LabelEncoder will covert string to integer number but not one hot type

e.g, [‘cat’, ‘dog’] map to [1, 2]

,
>>> from sklearn import preprocessing
>>> le = preprocessing.LabelEncoder()
>>> le.fit(["paris", "paris", "tokyo", "amsterdam"])
LabelEncoder()
>>> list(le.classes_)
['amsterdam', 'paris', 'tokyo']
>>> le.transform(["tokyo", "tokyo", "paris"]) 
array([2, 2, 1]...)
>>> list(le.inverse_transform([2, 2, 1]))
['tokyo', 'tokyo', 'paris']

use numpy to convert integer numbver to ont hot

np.eye(n_class)[int_num_list]

from 0.20, CategoricalEncoder will directly covert string to one hot.
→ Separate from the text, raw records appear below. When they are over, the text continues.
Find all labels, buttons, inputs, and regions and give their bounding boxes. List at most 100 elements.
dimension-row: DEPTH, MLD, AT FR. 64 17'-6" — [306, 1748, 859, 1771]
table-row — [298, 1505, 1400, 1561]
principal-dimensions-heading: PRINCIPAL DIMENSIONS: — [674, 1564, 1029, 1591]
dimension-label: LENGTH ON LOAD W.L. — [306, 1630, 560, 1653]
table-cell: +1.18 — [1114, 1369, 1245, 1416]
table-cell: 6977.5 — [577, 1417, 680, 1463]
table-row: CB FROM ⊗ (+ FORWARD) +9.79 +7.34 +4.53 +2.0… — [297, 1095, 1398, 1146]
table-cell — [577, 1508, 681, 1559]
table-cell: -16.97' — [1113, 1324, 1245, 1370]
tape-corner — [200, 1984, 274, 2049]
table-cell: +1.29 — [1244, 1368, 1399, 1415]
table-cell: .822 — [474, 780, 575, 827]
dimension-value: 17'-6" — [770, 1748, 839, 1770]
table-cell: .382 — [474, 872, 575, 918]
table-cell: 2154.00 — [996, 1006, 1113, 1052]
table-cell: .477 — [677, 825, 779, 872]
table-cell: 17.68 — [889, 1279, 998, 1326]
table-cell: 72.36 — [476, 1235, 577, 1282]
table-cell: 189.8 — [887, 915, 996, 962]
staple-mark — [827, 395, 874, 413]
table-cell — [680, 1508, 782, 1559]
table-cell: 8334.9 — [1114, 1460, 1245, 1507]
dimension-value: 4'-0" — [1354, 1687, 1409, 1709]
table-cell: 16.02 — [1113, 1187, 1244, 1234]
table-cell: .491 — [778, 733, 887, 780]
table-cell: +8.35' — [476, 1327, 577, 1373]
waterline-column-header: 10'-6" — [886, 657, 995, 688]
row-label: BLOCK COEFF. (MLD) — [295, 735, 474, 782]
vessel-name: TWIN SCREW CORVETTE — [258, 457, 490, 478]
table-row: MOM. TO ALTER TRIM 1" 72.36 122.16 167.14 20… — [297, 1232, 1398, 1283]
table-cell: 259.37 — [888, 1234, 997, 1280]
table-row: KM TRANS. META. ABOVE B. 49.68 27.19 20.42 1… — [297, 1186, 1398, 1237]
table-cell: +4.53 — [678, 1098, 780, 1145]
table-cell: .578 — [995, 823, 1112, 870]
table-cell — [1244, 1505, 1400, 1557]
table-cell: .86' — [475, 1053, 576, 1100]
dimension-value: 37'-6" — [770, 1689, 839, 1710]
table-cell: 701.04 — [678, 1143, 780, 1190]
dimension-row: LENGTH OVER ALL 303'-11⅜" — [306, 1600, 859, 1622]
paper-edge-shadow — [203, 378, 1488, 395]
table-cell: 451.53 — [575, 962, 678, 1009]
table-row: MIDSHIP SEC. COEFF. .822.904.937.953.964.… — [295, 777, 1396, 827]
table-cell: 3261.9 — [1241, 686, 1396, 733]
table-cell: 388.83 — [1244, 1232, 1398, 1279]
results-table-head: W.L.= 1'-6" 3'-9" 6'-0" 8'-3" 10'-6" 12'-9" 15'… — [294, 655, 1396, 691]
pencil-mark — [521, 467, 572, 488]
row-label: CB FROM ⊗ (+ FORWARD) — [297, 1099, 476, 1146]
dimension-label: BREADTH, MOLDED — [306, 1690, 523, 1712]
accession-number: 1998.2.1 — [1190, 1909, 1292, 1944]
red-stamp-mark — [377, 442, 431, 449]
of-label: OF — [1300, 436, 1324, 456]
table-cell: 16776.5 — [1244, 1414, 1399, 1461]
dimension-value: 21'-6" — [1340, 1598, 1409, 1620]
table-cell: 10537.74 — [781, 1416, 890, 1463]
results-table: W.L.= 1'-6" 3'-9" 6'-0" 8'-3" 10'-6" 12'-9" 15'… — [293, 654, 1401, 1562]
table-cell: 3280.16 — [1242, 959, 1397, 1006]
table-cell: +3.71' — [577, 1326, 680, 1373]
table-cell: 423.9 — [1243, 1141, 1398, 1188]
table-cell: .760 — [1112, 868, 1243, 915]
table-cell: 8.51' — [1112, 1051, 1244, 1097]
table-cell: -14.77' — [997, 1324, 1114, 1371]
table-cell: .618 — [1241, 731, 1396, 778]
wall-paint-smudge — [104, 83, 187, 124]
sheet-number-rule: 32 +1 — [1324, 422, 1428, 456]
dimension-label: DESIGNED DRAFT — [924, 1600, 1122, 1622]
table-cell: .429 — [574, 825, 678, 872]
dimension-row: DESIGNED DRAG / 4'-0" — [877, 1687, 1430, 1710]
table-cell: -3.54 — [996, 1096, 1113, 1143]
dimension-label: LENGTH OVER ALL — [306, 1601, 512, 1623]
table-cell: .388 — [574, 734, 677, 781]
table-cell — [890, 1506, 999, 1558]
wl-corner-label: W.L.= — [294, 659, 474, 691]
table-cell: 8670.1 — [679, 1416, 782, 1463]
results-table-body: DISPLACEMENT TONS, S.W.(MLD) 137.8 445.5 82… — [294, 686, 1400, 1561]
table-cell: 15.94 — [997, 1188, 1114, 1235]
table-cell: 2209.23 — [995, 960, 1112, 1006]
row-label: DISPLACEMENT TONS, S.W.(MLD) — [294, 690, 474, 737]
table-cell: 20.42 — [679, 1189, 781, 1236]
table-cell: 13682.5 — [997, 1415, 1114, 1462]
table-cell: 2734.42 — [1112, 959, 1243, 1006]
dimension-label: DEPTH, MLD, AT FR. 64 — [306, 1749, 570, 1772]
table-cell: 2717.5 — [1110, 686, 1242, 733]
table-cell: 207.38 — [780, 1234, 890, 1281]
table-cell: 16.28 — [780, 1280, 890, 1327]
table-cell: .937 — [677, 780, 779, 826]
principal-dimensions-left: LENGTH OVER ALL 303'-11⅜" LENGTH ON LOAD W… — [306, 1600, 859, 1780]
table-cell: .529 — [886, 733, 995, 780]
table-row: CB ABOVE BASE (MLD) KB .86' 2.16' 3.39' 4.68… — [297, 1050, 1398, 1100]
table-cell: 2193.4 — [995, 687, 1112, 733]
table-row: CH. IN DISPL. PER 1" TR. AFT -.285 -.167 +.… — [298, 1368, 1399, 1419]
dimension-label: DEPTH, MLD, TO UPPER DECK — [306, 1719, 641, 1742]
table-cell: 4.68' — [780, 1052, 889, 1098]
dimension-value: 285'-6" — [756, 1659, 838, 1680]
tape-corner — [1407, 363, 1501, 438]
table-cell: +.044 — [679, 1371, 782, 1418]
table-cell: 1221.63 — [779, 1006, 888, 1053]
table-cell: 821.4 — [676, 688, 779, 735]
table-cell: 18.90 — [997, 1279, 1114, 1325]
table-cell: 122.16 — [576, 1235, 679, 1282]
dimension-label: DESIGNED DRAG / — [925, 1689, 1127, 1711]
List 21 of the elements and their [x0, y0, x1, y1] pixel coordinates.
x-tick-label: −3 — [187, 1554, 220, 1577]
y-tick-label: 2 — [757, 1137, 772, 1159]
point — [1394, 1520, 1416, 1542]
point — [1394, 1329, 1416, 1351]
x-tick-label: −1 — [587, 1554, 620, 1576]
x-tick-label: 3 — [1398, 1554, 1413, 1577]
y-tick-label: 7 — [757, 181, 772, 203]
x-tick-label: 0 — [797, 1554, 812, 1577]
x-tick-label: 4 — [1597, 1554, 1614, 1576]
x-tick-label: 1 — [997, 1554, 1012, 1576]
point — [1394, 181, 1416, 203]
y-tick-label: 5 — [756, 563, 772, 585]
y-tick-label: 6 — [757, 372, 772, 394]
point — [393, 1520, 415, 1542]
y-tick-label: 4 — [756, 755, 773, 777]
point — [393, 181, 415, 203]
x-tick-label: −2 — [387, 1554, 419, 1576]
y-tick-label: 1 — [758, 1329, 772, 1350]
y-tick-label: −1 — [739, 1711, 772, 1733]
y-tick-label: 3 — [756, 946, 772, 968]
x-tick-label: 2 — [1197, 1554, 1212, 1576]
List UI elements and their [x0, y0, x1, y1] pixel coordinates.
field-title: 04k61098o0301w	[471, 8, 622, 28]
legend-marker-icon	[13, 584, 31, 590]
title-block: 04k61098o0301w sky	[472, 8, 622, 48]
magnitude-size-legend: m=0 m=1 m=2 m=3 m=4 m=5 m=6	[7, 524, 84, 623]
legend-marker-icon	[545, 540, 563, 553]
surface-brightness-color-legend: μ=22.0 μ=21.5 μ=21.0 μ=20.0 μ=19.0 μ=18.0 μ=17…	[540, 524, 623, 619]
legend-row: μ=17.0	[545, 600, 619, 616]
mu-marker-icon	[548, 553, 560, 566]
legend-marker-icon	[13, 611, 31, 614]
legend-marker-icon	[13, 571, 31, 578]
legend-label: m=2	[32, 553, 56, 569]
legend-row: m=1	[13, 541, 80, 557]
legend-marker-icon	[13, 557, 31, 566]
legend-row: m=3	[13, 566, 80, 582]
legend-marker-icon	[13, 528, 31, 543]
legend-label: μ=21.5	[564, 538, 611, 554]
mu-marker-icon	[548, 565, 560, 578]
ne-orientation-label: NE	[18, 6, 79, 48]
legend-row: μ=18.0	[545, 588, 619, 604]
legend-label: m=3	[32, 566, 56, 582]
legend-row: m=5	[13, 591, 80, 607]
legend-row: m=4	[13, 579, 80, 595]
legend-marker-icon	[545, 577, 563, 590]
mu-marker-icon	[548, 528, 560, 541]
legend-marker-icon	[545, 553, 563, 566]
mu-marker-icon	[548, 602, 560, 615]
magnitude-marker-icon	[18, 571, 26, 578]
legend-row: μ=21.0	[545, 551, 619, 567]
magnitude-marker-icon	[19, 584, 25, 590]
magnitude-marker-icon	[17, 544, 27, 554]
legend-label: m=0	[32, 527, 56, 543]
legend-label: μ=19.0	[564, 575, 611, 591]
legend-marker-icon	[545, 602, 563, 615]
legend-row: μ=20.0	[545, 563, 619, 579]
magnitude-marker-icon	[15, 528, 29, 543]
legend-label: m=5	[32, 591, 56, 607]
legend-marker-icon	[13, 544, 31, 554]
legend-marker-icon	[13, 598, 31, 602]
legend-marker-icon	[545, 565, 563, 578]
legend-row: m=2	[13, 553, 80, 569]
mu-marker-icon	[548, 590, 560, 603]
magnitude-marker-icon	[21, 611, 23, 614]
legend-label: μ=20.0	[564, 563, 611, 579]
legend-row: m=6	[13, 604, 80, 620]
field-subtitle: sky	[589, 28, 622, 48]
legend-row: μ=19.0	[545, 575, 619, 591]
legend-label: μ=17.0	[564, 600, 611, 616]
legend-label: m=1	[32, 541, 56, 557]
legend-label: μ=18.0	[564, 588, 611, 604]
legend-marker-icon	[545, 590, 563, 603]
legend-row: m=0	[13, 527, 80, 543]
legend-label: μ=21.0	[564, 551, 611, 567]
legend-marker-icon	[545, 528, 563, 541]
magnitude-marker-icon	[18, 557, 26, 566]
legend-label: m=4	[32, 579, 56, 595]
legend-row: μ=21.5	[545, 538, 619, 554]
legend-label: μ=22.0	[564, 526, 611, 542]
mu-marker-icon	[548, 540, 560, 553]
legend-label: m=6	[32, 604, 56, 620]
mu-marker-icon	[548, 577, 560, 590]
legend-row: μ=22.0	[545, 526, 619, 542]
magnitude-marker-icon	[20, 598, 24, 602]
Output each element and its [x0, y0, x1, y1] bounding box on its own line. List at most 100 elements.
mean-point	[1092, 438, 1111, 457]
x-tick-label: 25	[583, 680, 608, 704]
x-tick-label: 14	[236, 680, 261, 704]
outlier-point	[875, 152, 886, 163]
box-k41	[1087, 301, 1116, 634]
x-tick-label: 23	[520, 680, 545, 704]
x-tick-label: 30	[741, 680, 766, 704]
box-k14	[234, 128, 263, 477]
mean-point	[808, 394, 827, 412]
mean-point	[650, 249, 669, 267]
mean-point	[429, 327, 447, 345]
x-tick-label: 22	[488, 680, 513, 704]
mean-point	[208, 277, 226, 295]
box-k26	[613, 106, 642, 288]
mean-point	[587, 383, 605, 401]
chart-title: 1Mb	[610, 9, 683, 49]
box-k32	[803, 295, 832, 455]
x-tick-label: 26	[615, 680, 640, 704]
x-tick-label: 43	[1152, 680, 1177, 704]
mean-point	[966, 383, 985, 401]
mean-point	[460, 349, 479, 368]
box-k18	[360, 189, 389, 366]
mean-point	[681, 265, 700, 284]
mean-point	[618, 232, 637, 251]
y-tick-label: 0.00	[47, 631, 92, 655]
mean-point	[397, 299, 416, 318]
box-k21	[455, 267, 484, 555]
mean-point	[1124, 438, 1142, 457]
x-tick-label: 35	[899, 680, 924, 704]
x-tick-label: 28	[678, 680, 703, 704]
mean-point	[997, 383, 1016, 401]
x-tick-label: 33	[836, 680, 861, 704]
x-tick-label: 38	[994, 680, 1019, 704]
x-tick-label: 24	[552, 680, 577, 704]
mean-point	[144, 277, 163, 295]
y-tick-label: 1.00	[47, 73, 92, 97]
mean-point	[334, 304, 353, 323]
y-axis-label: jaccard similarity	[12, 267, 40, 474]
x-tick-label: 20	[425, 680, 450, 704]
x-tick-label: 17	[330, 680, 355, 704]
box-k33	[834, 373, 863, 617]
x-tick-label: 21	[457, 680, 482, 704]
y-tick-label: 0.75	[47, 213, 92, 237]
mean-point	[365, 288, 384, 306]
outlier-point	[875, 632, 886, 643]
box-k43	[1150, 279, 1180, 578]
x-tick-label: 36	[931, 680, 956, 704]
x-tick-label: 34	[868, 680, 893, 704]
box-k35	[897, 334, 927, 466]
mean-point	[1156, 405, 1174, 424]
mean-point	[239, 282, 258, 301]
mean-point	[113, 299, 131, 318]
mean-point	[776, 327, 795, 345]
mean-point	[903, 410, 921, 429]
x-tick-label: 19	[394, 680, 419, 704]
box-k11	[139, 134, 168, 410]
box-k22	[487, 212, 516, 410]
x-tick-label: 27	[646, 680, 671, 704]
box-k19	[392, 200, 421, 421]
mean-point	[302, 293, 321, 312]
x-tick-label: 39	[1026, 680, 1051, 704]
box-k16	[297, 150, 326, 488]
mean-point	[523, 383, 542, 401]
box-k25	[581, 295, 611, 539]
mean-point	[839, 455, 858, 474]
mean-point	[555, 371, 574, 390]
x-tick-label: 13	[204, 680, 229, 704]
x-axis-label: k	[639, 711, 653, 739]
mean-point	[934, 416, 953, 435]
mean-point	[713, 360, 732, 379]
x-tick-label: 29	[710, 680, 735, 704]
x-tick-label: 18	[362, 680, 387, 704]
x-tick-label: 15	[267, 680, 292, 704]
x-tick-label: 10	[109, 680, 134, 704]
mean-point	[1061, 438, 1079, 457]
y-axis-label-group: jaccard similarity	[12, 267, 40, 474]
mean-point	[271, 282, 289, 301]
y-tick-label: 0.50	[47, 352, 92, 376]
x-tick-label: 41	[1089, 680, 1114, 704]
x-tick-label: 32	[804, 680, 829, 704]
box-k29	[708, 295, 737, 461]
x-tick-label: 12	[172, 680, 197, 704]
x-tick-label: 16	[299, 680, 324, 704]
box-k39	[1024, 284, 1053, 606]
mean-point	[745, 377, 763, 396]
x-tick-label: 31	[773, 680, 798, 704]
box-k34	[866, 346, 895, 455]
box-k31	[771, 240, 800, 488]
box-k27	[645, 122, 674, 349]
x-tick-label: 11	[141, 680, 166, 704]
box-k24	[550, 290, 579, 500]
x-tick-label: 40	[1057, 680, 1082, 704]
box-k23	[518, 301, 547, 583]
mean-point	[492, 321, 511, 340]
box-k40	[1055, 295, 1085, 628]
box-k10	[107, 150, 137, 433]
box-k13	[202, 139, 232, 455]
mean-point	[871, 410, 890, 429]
>>> from sklearn.preprocessing import CategoricalEncoder
>>> enc = CategoricalEncoder(handle_unknown='ignore')
>>> X = [['Male', 1], ['Female', 3], ['Female', 2]]
>>> enc.fit(X)
... 
CategoricalEncoder(categories='auto', dtype=<... 'numpy.float64'>,
          encoding='onehot', handle_unknown='ignore')
>>> enc.categories_
[array(['Female', 'Male'], dtype=object), array([1, 2, 3], dtype=object)]
>>> enc.transform([['Female', 1], ['Male', 4]]).toarray()
array([[ 1.,  0.,  1.,  0.,  0.],
       [ 0.,  1.,  0.,  0.,  0.]])
>>> enc.inverse_transform([[0, 1, 1, 0, 0], [0, 0, 0, 1, 0]])
array([['Male', 1],
       [None, 2]], dtype=object)

keras

keras use Tokenizer to map strings to integer. it have pattern similiar to sklearn

  1. get dataset
  2. feed dataset to tokenizer use fit_on_texts().
  3. feed dataset to tokenizer use texts_to_sequences().

different with sklearn, tokenizer will not use 0 index.

e.g, [‘cat’, ‘dog’] map to [1, 2]

Tokenizer will not convert to one hot format.

encoder_tokenizer = Tokenizer(filters=None, lower=False, char_level=True)
encoder_tokenizer.fit_on_texts(X)
encoder_seq = encoder_tokenizer.texts_to_sequences(X)

use keras.utils.to_categorical to convert integer sequence to one hot.

to_categorical(encoder_seq[start:end], ENCODER_TOKEN_LENGTH + 1)

because there is no 0 index, but category will contains it, so here need add 1 for the lenth.